Mr Harrison, a Yuin man from NSW’s South Coast … died in Sutherland Hospital on Saturday morning. The 85-year-old died from bronchial asthma and underlying complications …
His death comes just two weeks after Mr Harrison, known as Uncle Max, spoke out against mandatory Covid-19 vaccination at ‘Millions March’ rally in Sydney’s Hyde Park on November 27. Mr Harrison was a highly respected elder, who was known for speaking about Aboriginal culture, connection to land, healing and spirituality. He had previously lectured at the University of Technology Sydney and wrote the 2009 book My People’s Dreaming.
Mr Harrison was the Cultural Advisor for the Informed Medical Options Party (IMOParty), which states its main agenda is to “eliminate mandatory health policies, and to provide the Australian people with choice when it comes to their way of living”.
The IMO Party confirmed Mr Harrison’s death in a statement from founder Michael O’Neill on Saturday, saying he had passed away due to a “recurring illness”. Mr O’Neill said the 85-year-old’s role within the party was to be a voice for Indigenous Australians. The IMO Party claims every second Indigenous child either experienced death or injury as a result of vaccination — a claim not endorsed by any medical body.
Speaking at the ‘Millions March’ rally two weeks ago, Mr Harrison said Australians were “fighting to walk and talk for freedom” due to Covid-19 vaccination mandates. “I don’t recognise the place up on the hill in Canberra because they are not a government, they are a friggin’ corporation posing as a government,” he said. “Each and every speaker here today, they’re doing nothing but speaking truth.“ I’ve gone through the second world war and the rest of the wars in between, but this is the most hardest friggin’ war that I have ever got.”

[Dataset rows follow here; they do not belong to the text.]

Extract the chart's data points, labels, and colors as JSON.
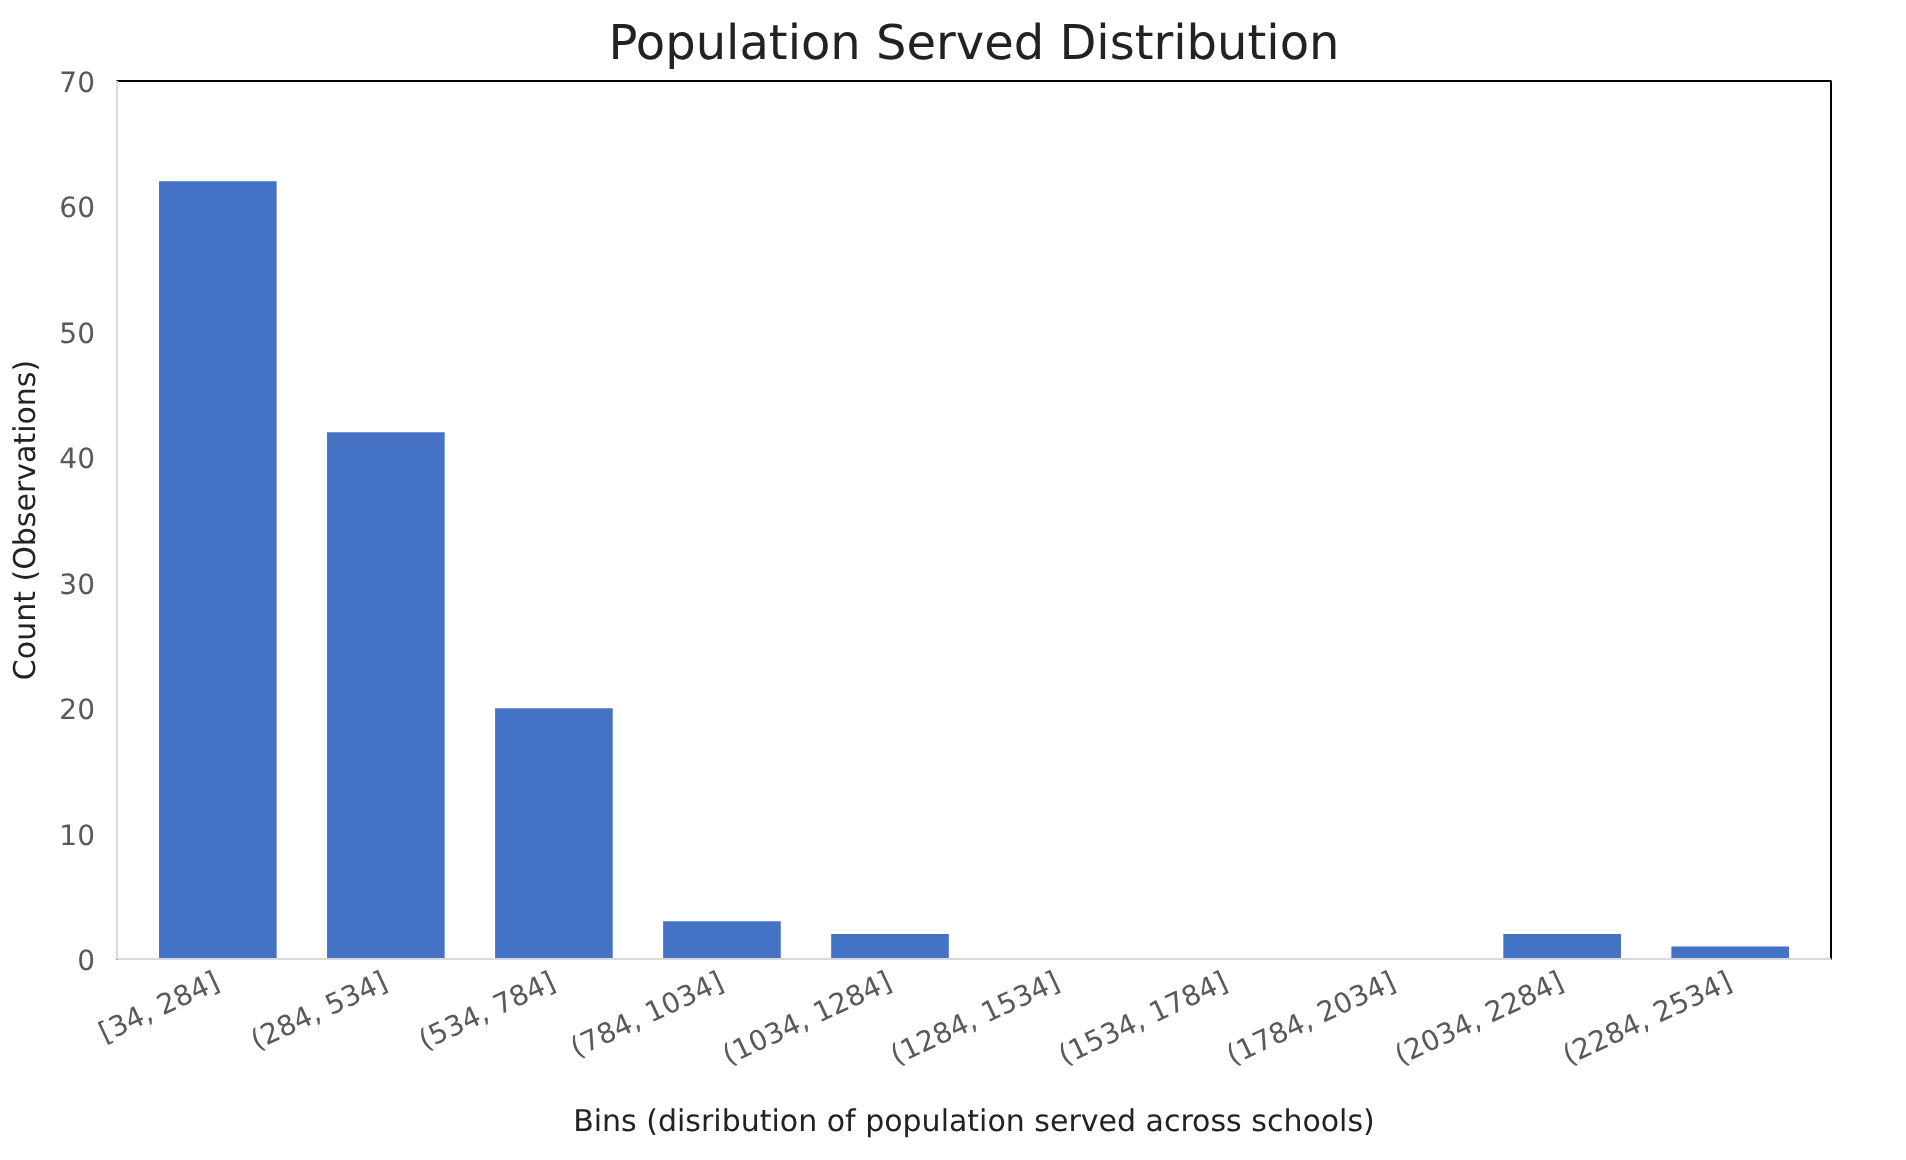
{
  "chart_data": {
    "type": "bar",
    "title": "Population Served Distribution",
    "xlabel": "Bins (disribution of population served across schools)",
    "ylabel": "Count (Observations)",
    "categories": [
      "[34, 284]",
      "(284, 534]",
      "(534, 784]",
      "(784, 1034]",
      "(1034, 1284]",
      "(1284, 1534]",
      "(1534, 1784]",
      "(1784, 2034]",
      "(2034, 2284]",
      "(2284, 2534]"
    ],
    "values": [
      62,
      42,
      20,
      3,
      2,
      0,
      0,
      0,
      2,
      1
    ],
    "color": "#4472c4",
    "ylim": [
      0,
      70
    ],
    "yticks": [
      0,
      10,
      20,
      30,
      40,
      50,
      60,
      70
    ],
    "grid": false
  }
}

“He lived through the ‘sorry days’ and ‘genocide’ and wanted to avert another for his brothers and sisters, and for future generations,” Mr O’Neill said. “I remember meeting Uncle Max and being drawn by his cheeky humour and his bravery to stand for the truth regardless of its lack of popularity.
“This will be a hard time for all of us, especially his family and for his partner Marelle Burnum Burnum, who also lost her father this year. “We will do everything we can to support and love her through this tragic time.”
Mr Harrison’s daughter, Cheryl, “He was a very humble person who gave so much to others. He was very family-oriented and leaves behind eight generations of family bloodlines.”